Für die Musiker ist es eine willkommene Möglichkeit, auf das Schicksal ihres Volkes aufmerksam zu machen. So erzählen Terakaft in ihren Songs von Krieg, sozialen Verwerfungen – aber auch der Bedeutung der Musik. In einigen Ländern wie dem Niger erhielten die Tuareg-Musiker aus Angst vor einem Aufstand ein Auftrittsverbot. Denn sie sind mehr als Entertainer. Ihre Songs halten die Tuareg-Gemeinschaft zusammen und mobilisieren sie, egal über wie viele Länder ihre Mitglieder verstreut sind. Rutledge fasziniert das Spannungsfeld, in dem sich Terakaft bewegen. „Ihre Musik spricht eine junge Generation von Tuareg an. Sie zelebrieren mit ihnen einen von der Globalisierung gefährdeten Lebensstil“. Denn Stadtflucht, der Drogenhandel durch die Sahara und der Import radikaler islamischer Ideen setzten der religiös toleranten Tuareg-Gemeinschaft zu.
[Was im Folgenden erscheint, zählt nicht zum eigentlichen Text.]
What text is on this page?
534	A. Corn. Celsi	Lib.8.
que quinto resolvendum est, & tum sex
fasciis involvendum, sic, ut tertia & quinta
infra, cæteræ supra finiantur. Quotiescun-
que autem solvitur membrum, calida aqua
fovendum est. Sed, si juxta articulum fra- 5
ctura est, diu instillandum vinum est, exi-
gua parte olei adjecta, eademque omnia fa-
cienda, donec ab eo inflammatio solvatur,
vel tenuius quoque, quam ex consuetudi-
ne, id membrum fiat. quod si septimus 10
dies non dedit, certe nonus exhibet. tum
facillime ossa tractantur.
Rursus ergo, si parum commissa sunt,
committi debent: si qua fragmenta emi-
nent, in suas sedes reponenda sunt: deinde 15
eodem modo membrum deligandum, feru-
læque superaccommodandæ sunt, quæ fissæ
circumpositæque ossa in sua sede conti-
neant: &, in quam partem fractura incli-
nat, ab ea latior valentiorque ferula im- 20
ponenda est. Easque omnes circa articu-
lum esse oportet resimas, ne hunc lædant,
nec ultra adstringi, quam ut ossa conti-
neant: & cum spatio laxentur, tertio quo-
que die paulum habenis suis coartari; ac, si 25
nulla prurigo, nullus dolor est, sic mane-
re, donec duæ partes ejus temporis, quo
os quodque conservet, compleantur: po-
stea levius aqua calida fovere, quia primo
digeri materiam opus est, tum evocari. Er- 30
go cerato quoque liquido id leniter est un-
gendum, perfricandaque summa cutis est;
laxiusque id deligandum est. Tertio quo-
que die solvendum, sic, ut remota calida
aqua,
Der Gitarrist Diara spielte mit Tinariwen, bevor er 2001 sein eigenes Projekt Terakaft aufzog. Davor lebte er zusammen mit anderen von Gaddafi angeworbenen Tuareg in einem libyschen Militär-Camp in der Sahara, und lernte dort westliche Musik kennen: Bob Marley, die Dire Straits und Jimi Hendrix. Schließlich tauschte er die Kalaschnikow gegen die Gitarre ein. Musik zu schreiben erschien ihm lohnender. Der zweite Frontmann Sanou ist sein Neffe. Er hatte sich als Zehnjähriger eine Gitarre aus einer Blechbüchse und Fahrrad-Draht gebaut, bevor ihn der Onkel offiziell in die Band aufnahm. „Wir Tuareg“, sagt Sanou aus der nordmalischen Stadt Kidal, „durchleben gerade eine unserer größten Krisen: Unsere Verwandten in Südlibyen haben uns früher finanziell unterstützt. Seit dem Sturz Gaddafis ist es damit vorbei. Danach kamen die Islamisten, zerstörten unsere Instrumente und bedrohten uns Musiker mit dem Tod. Aber Musik ist das pure Leben in der Wüste. Wie könnten wir jemals ohne sie leben?“
Auch zwei Jahre nach der Vertreibung der Islamisten aus den großen Städten Nord-Malis, ist es immer noch viel zu riskant, dort Konzerte zu geben. Also touren die Musiker von Terakaft dorthin, wo die Karawane willkommen ist. „Wir wissen, was es bedeutet, zu flüchten“, sagt Diara, der heute mit seinen 120 Kamelen im Exil in Südalgerien lebt. „Deshalb widmen wir unsere Songs nicht nur den Tuareg, sondern allen Vertriebenen auf der Welt“.